Running down a list of causes of the transatlantic drift - NATO's struggle with the end of the cold war; the rise of the EU, now 25 nations strong; the divergent impact of 9/11 on the two sides of the Atlantic; and generational changes that have meant the end of what he calls "true Atlanticists" - Mr. Kupchan says, "It already would have taken a great deal of hard work to keep this alliance together."

But along came George W. Bush, who ushered in dramatic changes to US foreign policy, at the same time as European leaders no longer felt the need always to follow the US lead, but rather felt enough strength to strike out on their own. The result, Kupchan says, is that the "liberal internationalism" that guided transatlantic relations for more than 50 years - in which Europe accepted American leadership in return for America's willingness to compromise and work through international institutions, "is now gone."
And then there is the estrangement caused by values that are profoundly different on both sides of the Atlantic, and that seem, if anything, to be widening.
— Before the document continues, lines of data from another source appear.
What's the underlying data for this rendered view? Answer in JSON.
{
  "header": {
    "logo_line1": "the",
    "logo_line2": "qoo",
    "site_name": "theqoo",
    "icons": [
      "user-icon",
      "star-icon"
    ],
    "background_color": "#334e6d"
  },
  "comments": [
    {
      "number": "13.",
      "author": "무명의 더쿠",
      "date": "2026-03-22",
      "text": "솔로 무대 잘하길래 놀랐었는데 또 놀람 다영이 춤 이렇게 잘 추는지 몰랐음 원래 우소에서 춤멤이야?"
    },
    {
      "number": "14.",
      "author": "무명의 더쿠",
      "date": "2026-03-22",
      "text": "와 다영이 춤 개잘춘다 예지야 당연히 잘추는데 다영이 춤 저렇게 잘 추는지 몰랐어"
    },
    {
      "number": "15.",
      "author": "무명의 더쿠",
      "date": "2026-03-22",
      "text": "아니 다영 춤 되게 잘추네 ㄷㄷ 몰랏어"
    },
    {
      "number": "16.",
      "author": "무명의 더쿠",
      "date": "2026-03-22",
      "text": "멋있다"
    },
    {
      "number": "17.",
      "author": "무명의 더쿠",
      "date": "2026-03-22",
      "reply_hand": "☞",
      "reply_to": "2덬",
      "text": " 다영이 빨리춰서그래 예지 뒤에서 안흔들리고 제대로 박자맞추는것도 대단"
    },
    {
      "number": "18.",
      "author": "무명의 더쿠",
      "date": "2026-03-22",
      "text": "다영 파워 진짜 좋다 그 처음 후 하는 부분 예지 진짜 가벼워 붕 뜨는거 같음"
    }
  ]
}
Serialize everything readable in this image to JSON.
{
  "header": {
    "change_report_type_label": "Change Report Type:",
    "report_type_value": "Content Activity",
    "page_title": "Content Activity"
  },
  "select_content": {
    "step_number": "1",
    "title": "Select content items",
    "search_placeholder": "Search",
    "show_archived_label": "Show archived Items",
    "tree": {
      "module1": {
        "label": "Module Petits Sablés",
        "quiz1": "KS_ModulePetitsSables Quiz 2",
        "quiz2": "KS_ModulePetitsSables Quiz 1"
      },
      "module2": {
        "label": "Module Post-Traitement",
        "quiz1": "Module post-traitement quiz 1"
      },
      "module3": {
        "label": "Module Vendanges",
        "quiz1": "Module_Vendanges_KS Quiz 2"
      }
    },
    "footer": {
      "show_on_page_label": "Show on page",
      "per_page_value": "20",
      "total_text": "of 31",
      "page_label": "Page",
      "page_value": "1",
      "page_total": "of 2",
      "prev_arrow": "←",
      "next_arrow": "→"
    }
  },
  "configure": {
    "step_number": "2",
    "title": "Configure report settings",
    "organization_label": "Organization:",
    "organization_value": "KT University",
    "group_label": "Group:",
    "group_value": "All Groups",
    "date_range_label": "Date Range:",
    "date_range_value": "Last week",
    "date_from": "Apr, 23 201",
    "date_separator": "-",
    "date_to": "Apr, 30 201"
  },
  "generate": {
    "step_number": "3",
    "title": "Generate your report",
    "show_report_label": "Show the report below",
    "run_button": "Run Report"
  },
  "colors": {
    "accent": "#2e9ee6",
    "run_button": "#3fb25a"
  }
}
Abortion, the death penalty, the concept of "moral values" espoused by the radical religious right that places opposition to gay marriage, prayer in public schools, the Ten Commandments in courthouses, and the like, on a higher level of importance than putting food on the table and making sure everyone has at least basic health insurance.

Stark differences characterize American and European perspectives on everything from the death penalty, religion and secularity, to preferred economic and social models.

"Europeans see in America a huge gap between rich and poor and the lack of a safety net," says Fraser Cameron, director of studies at the European Policy Center in Brussels. "These differences become examples of what they don't want."
With differences as fundamental as that, it will take more than pretty words or "wishful thinking about transatlantic halcyon days" to put the life back in this marriage.